La Banque mondiale donne la liste des dettes publiques de la plupart des pays du monde. Pour 2021, 16 pays ont une dette supérieure à 100% du PIB dont 7 pays riches et démocratiques, à savoir : Belgique (109,2%), Espagne (135,8%), États-Unis (120,4%), France (116,5%), Grèce (237,1%), Japon (217,6%), Royaume-Uni (186,5%).

Les regroupements statistiques de la Banque mondiale indiquent clairement que ce sont les pays riches qui s’endettent le plus. Ainsi, la dette publique de l’Amérique du Nord est de 115,6% du PIB et celle de l’Amérique latine de 70,3%. L’Asie du Sud se situe à 46,6%, mais l’OCDE à 122,3%. Les « pays à revenu élevé » ont une dette publique de 127,8%.

On ne prête qu’aux riches. Il est donc possible d’expliquer l’endettement des riches par la garantie de remboursement qu’ils offrent. Mais le comportement démagogique des politiciens des pays riches ne peut pas être exclu. Les élections sont devenues des concours de promesses coûteuses. Depuis que l’interventionnisme public dans les domaines économique et social est la règle, il est impossible pour un politicien de résister à la surenchère dépensière. L’extrême-droite elle-même est devenue « sociale ». L’adjectif a désormais une acception financière : arroser sa clientèle électorale par la dépense publique. Le « social » s’aligne sur l’intérêt des partis.

 

La procédure de vote du budget de l’État : d’abord les dépenses

Le processus législatif de vote du budget de l’État conduit aussi à creuser les déficits. Dans la plupart des États, on vote d’abord les dépenses, ensuite les recettes. Lorsque l’habitude du déficit est prise, on ne trouve à peu près personne parmi les élus des assemblées législatives pour prôner l’équilibre. On le comprend aisément. Augmenter les impôts pour les placer au niveau des dépenses conduirait à une révolution. Diminuer les dépenses pour les ramener au  niveau des impôts perçus aboutirait à des révocations massives de fonctionnaires et à des coupes douloureuses dans les dépenses sociales. Personne ne veut s’y risquer.

D’où le déficit financé par l’emprunt.
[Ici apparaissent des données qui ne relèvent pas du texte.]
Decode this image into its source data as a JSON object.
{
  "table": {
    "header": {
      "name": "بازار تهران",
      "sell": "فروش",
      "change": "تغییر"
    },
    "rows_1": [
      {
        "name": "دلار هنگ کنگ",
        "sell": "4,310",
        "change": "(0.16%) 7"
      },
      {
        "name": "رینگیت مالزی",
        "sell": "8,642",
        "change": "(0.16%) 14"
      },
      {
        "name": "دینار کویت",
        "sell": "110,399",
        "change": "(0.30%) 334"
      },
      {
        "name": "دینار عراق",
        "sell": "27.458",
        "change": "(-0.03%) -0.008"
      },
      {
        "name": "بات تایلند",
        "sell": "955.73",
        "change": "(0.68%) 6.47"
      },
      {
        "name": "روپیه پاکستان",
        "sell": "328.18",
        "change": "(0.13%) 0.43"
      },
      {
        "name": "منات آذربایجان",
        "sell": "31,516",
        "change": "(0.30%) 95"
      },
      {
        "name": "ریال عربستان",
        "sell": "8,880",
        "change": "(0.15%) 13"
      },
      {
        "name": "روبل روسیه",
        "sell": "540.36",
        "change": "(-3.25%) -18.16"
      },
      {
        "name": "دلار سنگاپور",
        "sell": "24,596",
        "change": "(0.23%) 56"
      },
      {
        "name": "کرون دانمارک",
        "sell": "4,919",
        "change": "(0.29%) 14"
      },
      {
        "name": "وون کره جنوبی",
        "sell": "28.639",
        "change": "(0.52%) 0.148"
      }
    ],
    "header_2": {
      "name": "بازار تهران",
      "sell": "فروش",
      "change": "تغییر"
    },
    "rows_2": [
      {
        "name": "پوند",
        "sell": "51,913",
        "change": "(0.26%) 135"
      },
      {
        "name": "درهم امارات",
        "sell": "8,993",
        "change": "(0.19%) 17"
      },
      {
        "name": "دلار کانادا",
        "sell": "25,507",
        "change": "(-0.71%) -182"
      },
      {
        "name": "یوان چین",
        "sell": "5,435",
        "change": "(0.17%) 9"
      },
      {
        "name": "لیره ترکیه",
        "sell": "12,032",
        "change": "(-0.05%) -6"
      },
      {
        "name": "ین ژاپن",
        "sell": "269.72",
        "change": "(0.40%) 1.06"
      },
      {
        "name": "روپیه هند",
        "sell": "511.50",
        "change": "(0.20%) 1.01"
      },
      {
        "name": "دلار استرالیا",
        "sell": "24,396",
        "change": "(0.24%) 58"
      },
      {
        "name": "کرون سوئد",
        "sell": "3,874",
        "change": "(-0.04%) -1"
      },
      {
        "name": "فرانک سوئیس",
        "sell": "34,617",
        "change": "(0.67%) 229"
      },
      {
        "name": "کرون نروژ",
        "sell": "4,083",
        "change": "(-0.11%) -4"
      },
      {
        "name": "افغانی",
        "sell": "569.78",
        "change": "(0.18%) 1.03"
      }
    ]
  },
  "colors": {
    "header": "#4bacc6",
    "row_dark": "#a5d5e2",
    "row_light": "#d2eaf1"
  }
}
D’où, depuis le milieu des années 1970 des budgets toujours déficitaires en France. Le déficit étant financé par l’emprunt, la dette publique s’accumule.

 

La dette « roule », mais jusqu’à quand ?

Certes, la dette publique augmente depuis des décennies. Mais en réalité, elle « roule ». Cela signifie que le capital emprunté, par exemple cinq ans auparavant, est remboursé en empruntant à nouveau. Ce qui importe, tant que le pays a la confiance des prêteurs, c’est la charge de la dette, c’est-à-dire les intérêts à payer. Le niveau des taux d’intérêt est donc un élément essentiel pour les États. S’ils sont très bas et voisinent zéro, la dette ne pèse pas sur les comptes publics. Le site FIPECO indique que, pour la France, « de 2010 à 2020, la charge d’intérêt a baissé de 20 Md€ alors que la dette a augmenté de 770 Md€ de fin 2009 à fin 2019 ».

Ce phénomène n’est pas propre à la France. Selon la même source, pour l’ensemble de l’UE, la charge d’intérêt de la dette représentait un peu moins de 5% du PIB en 1997 et seulement 1,6% en 2022.

La hausse des taux d’intérêt actuellement en cours constitue un risque majeur pour les États endettés. Ils peuvent en effet perdre la confiance des marchés. Pour des pays riches, offrant des garanties potentielles élevées (en particulier le patrimoine privé) cela ne se produit pas d’un seul coup mais de façon très progressive. Les agences de notation, organismes privés indépendants des États, jouent un rôle non négligeable à cet égard.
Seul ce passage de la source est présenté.